The Ministry of Finance has agreed in principle to the property tax levy in the two cities, government sources told Xinhua. The tax is designed to help enact the government's pledge of providing affordable housing.

China's real estate market remains overheated, even after a number of tightening measures last year, including purchasing restrictions, higher down payments and higher lending rates for second-home buyers.

China's central bank hiked the benchmark lending rates twice late last year, with the latest increase on Christmas day, in a bid to ease inflation pressures and deflate asset bubbles.

Versions

Chongqing mayor Huang Qifan said in a government work report to the local legislature on Sunday that the city will impose a property tax on high-end housing.

A detailed regulation is being drafted and is likely to be enacted in the first quarter, if the government work report is endorsed by the local legislature this week, sources said.

Chongqing will likely tax all villas as well as apartments that have a floor area of more than 144 square meters and priced two to 2.5 times the average price, sources told Xinhua.

The tax will also target owners who have more than one home and have a total floor area of more than 200 square meters, sources said, adding that the tax rate may be at 0.5 to 1.5 percent.

Shanghai, however, may tax only new homes in the first quarter, the Xinhua-run Shanghai Securities News reported Monday.

Yang Hongxu, an analyst at Shanghai-based E-house China Research and Development Institute, said Shanghai may tax families who have a floor area of more than 200 square meters or 70 square meters per member. The tax rate is likely to be about 0.5 percent.

Impact

The government aims to promote healthy growth in the real estate market with the tax, said Li Zhanhong, vice president of Chongqing-based property developer Jinke Group.

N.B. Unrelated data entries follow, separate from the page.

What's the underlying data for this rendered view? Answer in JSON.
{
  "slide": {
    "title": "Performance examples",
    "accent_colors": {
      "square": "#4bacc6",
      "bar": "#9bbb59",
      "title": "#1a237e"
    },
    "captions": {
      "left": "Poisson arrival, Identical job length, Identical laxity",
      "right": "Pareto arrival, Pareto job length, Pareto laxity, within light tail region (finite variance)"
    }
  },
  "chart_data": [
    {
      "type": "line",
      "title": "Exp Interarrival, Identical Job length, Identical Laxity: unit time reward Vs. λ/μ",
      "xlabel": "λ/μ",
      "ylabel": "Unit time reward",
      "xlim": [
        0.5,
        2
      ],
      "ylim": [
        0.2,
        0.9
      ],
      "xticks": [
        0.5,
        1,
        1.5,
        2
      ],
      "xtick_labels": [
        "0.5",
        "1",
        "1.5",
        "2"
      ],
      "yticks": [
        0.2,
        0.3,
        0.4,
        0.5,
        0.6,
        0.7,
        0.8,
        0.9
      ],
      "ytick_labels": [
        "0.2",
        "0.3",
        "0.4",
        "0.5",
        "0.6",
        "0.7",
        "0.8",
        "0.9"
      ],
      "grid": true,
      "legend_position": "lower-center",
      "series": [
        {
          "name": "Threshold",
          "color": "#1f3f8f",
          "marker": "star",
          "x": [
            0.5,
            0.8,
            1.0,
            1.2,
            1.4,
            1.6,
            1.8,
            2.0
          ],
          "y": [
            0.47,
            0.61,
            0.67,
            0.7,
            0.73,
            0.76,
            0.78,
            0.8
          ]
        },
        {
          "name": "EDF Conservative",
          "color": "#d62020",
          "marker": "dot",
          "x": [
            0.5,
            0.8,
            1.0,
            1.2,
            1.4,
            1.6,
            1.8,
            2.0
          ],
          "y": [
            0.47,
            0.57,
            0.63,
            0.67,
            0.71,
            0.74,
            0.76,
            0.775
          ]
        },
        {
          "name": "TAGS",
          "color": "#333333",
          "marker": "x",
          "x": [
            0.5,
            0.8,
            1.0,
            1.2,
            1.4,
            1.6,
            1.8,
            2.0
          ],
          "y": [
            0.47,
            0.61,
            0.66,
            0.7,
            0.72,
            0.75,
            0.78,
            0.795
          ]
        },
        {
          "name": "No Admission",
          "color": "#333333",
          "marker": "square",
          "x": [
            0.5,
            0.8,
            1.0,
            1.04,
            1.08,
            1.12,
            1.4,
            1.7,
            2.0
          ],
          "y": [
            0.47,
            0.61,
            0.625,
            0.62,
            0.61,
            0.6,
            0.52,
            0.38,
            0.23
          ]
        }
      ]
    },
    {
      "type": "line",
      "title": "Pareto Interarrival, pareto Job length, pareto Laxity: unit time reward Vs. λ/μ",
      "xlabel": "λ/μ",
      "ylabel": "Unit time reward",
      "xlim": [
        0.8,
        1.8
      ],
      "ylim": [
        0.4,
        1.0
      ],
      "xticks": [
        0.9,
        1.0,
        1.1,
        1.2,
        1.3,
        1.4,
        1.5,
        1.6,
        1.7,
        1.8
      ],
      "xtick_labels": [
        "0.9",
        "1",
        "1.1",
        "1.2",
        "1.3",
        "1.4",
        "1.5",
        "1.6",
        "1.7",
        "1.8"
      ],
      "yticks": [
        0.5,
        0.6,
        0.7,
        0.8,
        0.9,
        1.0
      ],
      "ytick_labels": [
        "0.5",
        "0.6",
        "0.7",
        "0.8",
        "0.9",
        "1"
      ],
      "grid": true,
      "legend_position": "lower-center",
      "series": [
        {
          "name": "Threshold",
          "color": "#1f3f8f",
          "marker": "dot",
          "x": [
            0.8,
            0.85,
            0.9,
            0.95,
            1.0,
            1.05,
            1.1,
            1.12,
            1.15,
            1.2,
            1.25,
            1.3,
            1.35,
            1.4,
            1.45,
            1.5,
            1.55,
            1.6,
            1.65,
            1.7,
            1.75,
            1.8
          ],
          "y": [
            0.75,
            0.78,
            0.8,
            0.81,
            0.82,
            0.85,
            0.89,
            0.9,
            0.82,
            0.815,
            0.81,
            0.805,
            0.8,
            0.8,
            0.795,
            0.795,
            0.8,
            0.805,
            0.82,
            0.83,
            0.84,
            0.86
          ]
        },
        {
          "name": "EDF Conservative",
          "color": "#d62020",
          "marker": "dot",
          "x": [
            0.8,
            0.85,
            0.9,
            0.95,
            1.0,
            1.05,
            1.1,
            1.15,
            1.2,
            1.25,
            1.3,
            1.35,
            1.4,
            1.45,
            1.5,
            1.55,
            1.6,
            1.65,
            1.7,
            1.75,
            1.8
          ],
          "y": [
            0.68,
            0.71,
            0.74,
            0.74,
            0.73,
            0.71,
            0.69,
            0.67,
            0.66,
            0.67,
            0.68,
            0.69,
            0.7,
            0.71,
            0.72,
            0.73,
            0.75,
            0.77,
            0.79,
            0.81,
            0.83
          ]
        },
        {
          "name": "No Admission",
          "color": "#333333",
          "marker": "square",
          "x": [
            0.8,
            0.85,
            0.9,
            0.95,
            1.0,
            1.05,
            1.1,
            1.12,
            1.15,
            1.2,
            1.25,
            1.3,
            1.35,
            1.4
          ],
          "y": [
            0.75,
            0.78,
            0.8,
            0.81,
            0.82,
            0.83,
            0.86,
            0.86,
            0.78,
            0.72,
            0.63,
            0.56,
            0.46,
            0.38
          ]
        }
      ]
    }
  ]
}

The levy will not spark sharp falls in housing prices in Chongqing, as most apartments in the southwestern city are of middle- and low-end values, Li said.

Home purchases are still widely seen by the public as the best choice to maintain and increase personal assets as high consumer inflation erodes savings, said a Chongqing resident, surnamed Mao.

The tax will mainly have a psychological impact and curb speculative demand in the short term, said Yang. But in the long term, the effect will only be limited given the low tax rate, he said.

This will have very little effect on cities without the trial tax, Yang said. Meanwhile, the tax would take years to be adopted across the country, he added.

Other property-related taxes should be reduced, otherwise the property tax will only increase costs, Yang noted.

A survey by the major Chinese news portal, Sina.com.cn, showed 35.7 percent of respondents believed the tax will curb home prices. But 30.6 percent said average citizens will find it more difficult to buy homes with the rise in costs and another 30.6 said the tax will increase home prices with costs being transferred to home buyers.

Shares of property developers fell following reports of the trial property tax, driving the benchmark Shanghai Composite Index down 1.66 percent on Monday.

China Vanke, the country's largest real estate developer, dropped 1.69 percent to 8.74 yuan. Poly Real Estate, the second largest, fell almost 3 percent to 13.96 yuan.

Low-cost housing

Local governments are widely blamed for the repeated failures in cooling down the red-hot property market as a large portion of their revenues come from land sales.

With the property tax becoming a source of tax revenues, some believed that local governments may be more willing to rein in wild rises in housing prices.

The soaring prices are a major concern for urban Chinese with increasingly more finding homes unaffordable. Home prices in major cities such as Beijing and Shanghai have more than doubled over the past two years due to easy credit and low lending rates.

The proposed property tax revenues will give local governments more funds for building low-cost rental housing , which some believe is part of the solution.

Chongqing authorities have announced plans to build 40 million square meters of low-cost housing for rent by 2012.

The city sought to ensure low-cost housing for 30 percent of local residents, mayor Huang said.

"It's the government' s responsibility to meet the housing demand of low-income residents," Huang said. "The remaining 70 percent will be up to the commercial housing market."